Lo dejé serenarse, tomar con solemnidad su taza de café, encender parsimoniosamente un cigarrillo y expulsar su bocanada de humo que ascendió en el aire quieto de la sala, en anillos lentos.
–Míralo de otro modo, le dije. ¿Qué tal si en vez de ver la mano del cura o del obispo que se meten de esa manera en la política, inviertes las cosas: son estos jefes políticos los que se meten en la liturgia de la Iglesia para utilizarla. Uribe lo hizo en su doble presidencia y hasta posó de devoto del padre Marianito. ¿Recuerdas? Santos también lo ha hecho. Los dos han perseguido los votos de cristianos y de católicos. ¿Quién hizo, si no, el triunfo del NO en el plebiscito?
La taza de café se había quedado en el aire, entre el plato y la boca. Se dio cuenta y tomó un trago largo, hasta el fondo de la taza.
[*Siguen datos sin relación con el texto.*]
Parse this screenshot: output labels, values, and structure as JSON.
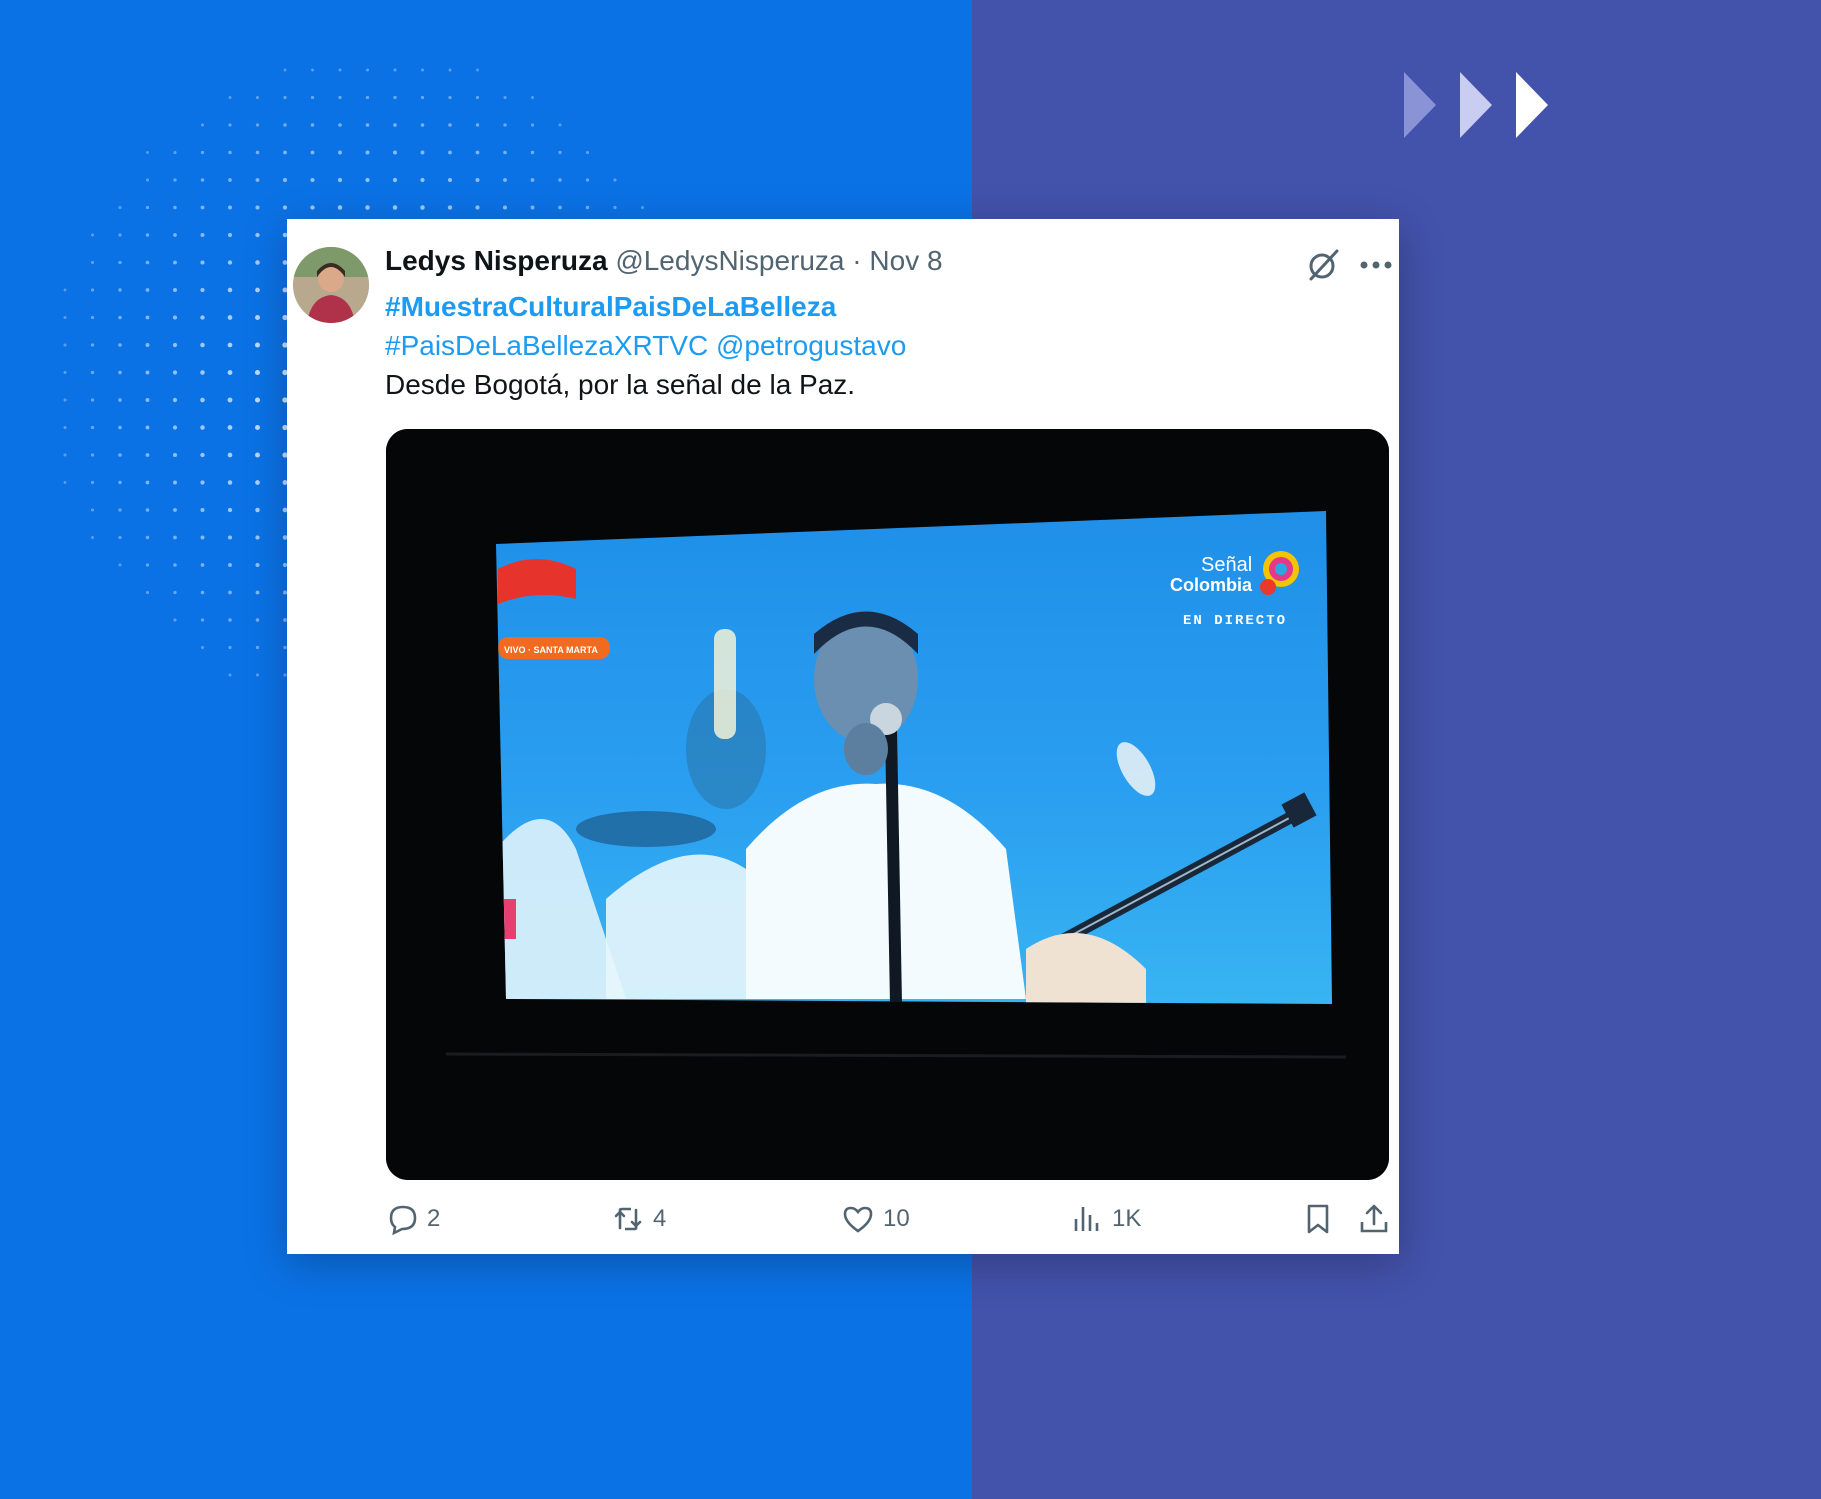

–Puede ser, dijo suspirando. Estas relaciones Iglesia-Estado son como las de los esposos viejos.
–Tienes razón, le dije riendo. De su larga convivencia, a las parejas de viejos les queda el amor-costumbre. ¿Sabías que en los comienzos fue el poder civil el que se aprovechó de lo religioso? El emperador Augusto y los que siguieron se llamaron “Hijos de Dios”, como título imperial, acogido con veneración, cuando no con terror. Y otro dato curioso: la palabra “ecclesia” denominaba la institución democrática de las asambleas en las que, en pie de igualdad, todos los ciudadanos tomaban decisiones. Así, entre los griegos, esa palabra tuvo sentido laico.
–Creo entender que esas ideas de separación de Iglesia y Estado fueron un progreso que puso en su lugar al clero que pretendía ejercer dominio sobre el Estado con el argumento de la superioridad del espíritu sobre el cuerpo. ¿Recuerdas que los reyes eran coronados por el papa o algún obispo?
–También hay que recordar, le dije, que en los tiempos del imperio romano y de comienzos del cristianismo, la Iglesia, siguiendo el ejemplo de Jesús, asumió tareas temporales: curar enfermos, alimentar hambrientos, enseñar la armonía entre las personas. Ya era claro que la fe imponía el deber de transformar lo temporal. Pretender, como se planteó en la edad media que el poder espiritual y el temporal debían separarse es una bonita teoría y un imposible práctico.
–¿Cóoomo? Me interrumpió quitándose las gafas, como si no lograra ver claro. ¿Volver al régimen de los ayatolas a la vez sacerdotes y gobernantes?
–Enciende otro cigarrillo y tranquilízate: estamos ante dos absurdos: una iglesia prepotente, y una iglesia impotente que no sirve más que para presidir ritos.
Más tranquilo, concluyó con sabiduría:
–Lo que veo en todo esto es un problema de poder.
–Sí, se trata de reemplazar el apetito de poder por la pasión del servicio. Eso cambia todo.